Tamano has worked as a teacher and administrator of a few schools and universities. He served as dean for the College of Law of Liceo de Cagayan University in Cagayan de Oro from 2011 to 2012. Before that, he was the university president of the Pamantasan ng Lungsod ng Maynila from 2007 to 2009.

Also in 2011, Tamano joined the corporate world when he was brought on as vice president for Public Affairs and Communications for Coca-Cola Philippines.

In 2019, he took the helm as chief administrative officer, chief of Human Resources, and corporate secretary of DITO Telecommunity Corporation. Under his watch, the company has been growing in the difficult Philippine market.

== Career highlights ==
Tamano led the DITO organization in the bidding, establishment, and commercial launch of the third telco in the Philippines.

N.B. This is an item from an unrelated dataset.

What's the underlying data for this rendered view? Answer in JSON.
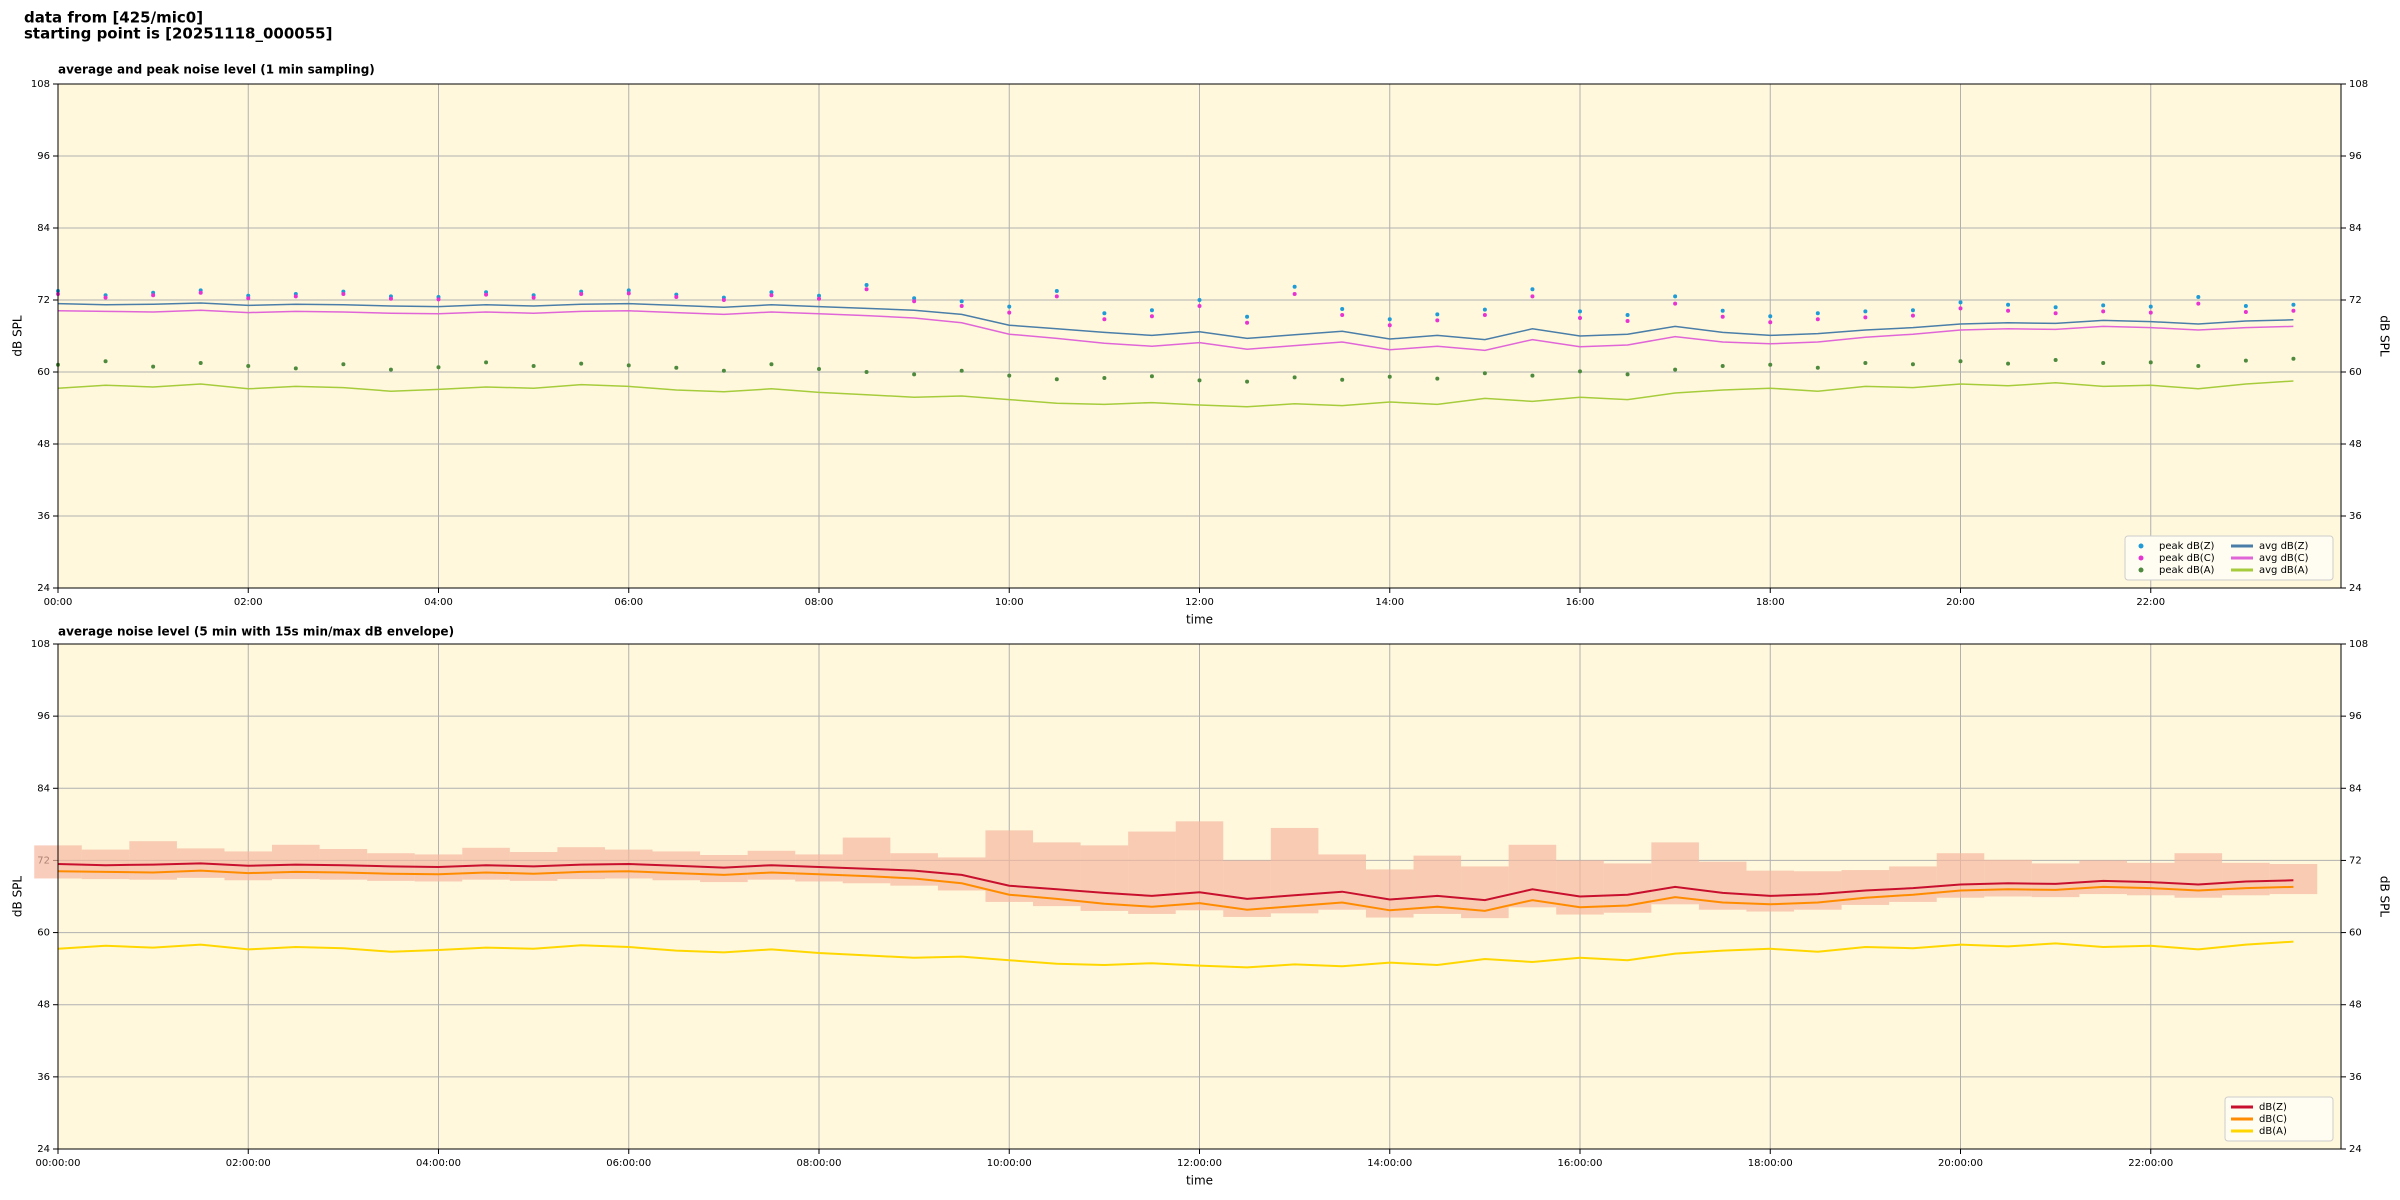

He has held top-level government posts as university president (University of the City of Manila (2007–2009) and general counsel of the Senate of the Philippines' Committee on Justice (2007–2008).

== Media ==
In tandem with his law career, corporate positions, and work in academia, Tamano has also maintained a media presence and platform. He wrote a column in The Philippine Star, and had a show on ANC which was called Tamano Perspective.

== Personal life ==
Tamano is married to attorney Rowena Kapunan. The couple has two sons.